Eu não estava preparada.
Eu não queria me despedir ainda. Não pra sempre.
Senti tocarem numa de minhas mãos, e abri os olhos. Ainda estava na floresta, em meio às árvores, mas havia uma jovem do meu lado, na mesma posição, sorrindo. Como uma amiga muito querida. E ela em si era a jovem da visão que se transformou num majestoso Dragão. A jovem do sonho antes de despertar meus poderes e que eu fazia o parto.
Então ela começou a desfazer-se em pingos de água como uma cachoeira que começa a descongelar com o fim do inverno, até que não havia mais nada, sequer o chão molhado provando que alguém tinha estado ali.
Mesmo depois que ela se desfez, eu continuei sorrindo para onde ela devia estar. Fora uma visão, eu tinha certeza, mas diferente de todas que eu já tivera.
Porque fora como se ela estivesse ali, do meu lado, naquele mesmo lugar. Estranho, não?
Ergui-me e então sentei em posição de lótus, e comecei a meditar.

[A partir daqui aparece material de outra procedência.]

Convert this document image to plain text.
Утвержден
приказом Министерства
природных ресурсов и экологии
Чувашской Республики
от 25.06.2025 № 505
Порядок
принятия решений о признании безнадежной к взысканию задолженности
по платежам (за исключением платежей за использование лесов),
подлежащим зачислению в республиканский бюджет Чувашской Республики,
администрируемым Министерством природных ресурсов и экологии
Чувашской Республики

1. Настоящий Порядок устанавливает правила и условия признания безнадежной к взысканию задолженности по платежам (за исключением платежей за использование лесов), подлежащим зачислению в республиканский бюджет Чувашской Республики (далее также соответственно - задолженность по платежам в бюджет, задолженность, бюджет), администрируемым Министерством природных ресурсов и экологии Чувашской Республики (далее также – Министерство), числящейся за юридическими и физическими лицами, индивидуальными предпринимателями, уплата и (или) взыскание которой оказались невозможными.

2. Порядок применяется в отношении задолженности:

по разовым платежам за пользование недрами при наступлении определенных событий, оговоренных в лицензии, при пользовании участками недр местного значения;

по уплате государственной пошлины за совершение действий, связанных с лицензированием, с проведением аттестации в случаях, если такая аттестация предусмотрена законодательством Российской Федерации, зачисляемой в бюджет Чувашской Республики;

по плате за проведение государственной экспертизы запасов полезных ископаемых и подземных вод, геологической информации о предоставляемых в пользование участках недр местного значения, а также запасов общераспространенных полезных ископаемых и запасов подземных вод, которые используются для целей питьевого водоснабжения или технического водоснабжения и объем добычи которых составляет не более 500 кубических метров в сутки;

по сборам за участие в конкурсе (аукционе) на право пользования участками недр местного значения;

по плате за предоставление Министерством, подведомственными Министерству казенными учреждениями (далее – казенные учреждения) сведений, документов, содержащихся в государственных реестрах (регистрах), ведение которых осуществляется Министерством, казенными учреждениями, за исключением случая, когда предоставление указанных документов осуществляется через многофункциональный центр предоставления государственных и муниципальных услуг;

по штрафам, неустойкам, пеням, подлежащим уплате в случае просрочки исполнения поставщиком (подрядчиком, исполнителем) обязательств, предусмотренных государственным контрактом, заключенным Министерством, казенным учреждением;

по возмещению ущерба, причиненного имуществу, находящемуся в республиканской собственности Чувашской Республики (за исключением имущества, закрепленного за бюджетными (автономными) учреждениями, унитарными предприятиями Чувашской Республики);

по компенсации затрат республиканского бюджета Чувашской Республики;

Eu “fugira” porque precisava ficar sozinha. Refletir em tudo que me ocorrera naqueles 6 meses.
Puxa.
Fora só 6 meses mesmo?
Eu perdera mamãe e vovó; Thaíze virara minha melhor amiga e namorada do meu melhor amigo – aliás, eu FIZERA amigos; Samuel casara – e olha que fui Juradora da agora mulher dele, que se transformou numa amiga muito querida; viajei para Kolshö; matei dois seres; conquistei a fidelidade de uma Daeva – que, detalhe, é a irmã milênios-mais-velha do meu namorado Fravartin – tive mais visões do que sou capaz de contar, conheci Aine de Knockaine, consegui três pingentes... Puxa. Quanta Coisa...
E eu sei que tem mais por vir. Não sei quando nem o que...
Mas tem mais.

Senti duas mãos pousarem sobre as minhas estendidas, e ao abrir os olhos, via a jovem que se transformara na majestosa loba, meditando serenamente. E então ela começou a desfazer-se como se fosse uma estátua de areia assoprada por uma brisa. Até que não restou nada. De novo.

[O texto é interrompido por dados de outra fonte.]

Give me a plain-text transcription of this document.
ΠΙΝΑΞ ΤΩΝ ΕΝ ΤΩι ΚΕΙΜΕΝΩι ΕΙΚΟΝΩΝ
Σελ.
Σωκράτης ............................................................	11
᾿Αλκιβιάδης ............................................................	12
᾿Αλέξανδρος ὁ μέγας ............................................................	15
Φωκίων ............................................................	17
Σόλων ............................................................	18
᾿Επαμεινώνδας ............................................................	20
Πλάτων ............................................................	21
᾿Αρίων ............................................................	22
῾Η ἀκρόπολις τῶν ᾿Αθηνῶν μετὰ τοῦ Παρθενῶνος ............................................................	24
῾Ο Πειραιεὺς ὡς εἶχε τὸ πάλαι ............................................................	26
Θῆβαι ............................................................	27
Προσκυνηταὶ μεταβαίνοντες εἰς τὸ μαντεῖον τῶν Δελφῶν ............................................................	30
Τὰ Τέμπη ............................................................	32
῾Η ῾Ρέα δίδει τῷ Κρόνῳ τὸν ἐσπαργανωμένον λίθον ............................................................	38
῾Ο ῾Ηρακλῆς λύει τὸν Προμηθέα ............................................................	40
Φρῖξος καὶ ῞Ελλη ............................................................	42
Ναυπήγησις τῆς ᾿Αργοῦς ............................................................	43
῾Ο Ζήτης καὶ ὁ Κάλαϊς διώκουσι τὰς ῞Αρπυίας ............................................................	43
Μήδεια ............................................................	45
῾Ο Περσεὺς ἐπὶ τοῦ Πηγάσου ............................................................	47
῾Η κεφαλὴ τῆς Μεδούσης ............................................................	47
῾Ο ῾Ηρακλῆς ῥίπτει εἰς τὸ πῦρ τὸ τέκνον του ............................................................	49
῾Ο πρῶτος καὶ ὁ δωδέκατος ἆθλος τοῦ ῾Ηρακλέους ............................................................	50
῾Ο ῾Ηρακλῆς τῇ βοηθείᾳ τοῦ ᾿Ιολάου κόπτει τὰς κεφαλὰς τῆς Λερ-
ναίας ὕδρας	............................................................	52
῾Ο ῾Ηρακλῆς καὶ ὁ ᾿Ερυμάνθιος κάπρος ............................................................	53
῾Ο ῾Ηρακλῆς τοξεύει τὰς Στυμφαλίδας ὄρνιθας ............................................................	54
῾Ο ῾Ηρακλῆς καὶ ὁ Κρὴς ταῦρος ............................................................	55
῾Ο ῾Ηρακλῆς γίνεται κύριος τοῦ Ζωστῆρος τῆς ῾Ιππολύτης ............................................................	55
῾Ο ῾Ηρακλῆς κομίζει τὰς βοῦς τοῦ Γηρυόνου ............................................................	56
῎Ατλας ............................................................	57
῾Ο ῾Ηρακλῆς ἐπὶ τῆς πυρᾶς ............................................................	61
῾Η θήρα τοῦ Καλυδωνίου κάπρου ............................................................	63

Por que visões desse tipo estavam me atormentando?
Eram tão estranhas...
Tão...
Reais...

Ergui-me após um tempo, batendo a terra e as folhas das roupas. Fechei os olhos e inspirei profundamente, e ouvi duas vozes suaves e belas que cantavam no mesmo ritmo, a mesma canção tão bela e doce.
E quando abri os olhos, vi ali, a Banshee Pirocinética e a Salamandra que controlava a Água. Abraçados como irmãos, se apoiando num gesto fraternal, cantando como se não houvesse amanhã. Até que pequenos pedaços dela começaram a se erguer em chamas, as bordas de onde saíam queimando cada vez mais, até que ela queimou por completo numa única labareda, enquanto ele escorria como a jovem Mestiça.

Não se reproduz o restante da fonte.